The practical application of this in terms of the economy – for all that nice feel good stuff – is to make this NOT about competing theoretical economic rhetoric. For too long, the Right has led the narrative on economic policy, even with this Administration. They have led with this “aspirational” economic picture, a rosy idea that “when YOU’RE RICH, they’re coming for YOUR money!”. The counter to this is not to debate the mechanisms on paper, or in the halls of Harvard Business School. It is to bring the pragmatic and practical back to politics, to try to sidestep the temptation of ego-politics, to compete with the Right on their own well-defined turf. We must expose and explain this culture of narcissism, greed, and selfish sociopathy, to combat those who have corrupted the system without being cast as being against the system itself.

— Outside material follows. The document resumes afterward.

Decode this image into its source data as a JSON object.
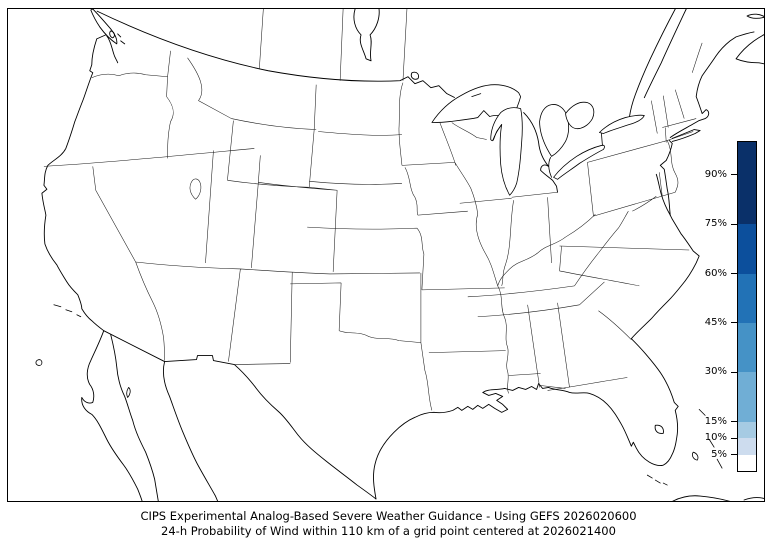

A system is just a system. Any aggregate of people – churches, corporations, governments, football teams, World of Warcraft raid groups – is only as effective as the people involved. There are always the exploiters, there are always the ones who follow the spirit of the system. The challenge is to balance the restrictions to minimize the harm, while allowing as much freedom to do good. This is true of ANY system.
And if we are to put into place real solutions based on the Progressive principles of equality, opportunity, and fairness, we’re going to have to do more than hope and change. We’re going to have to get the American people to drop the politics-as-college-football and do the math.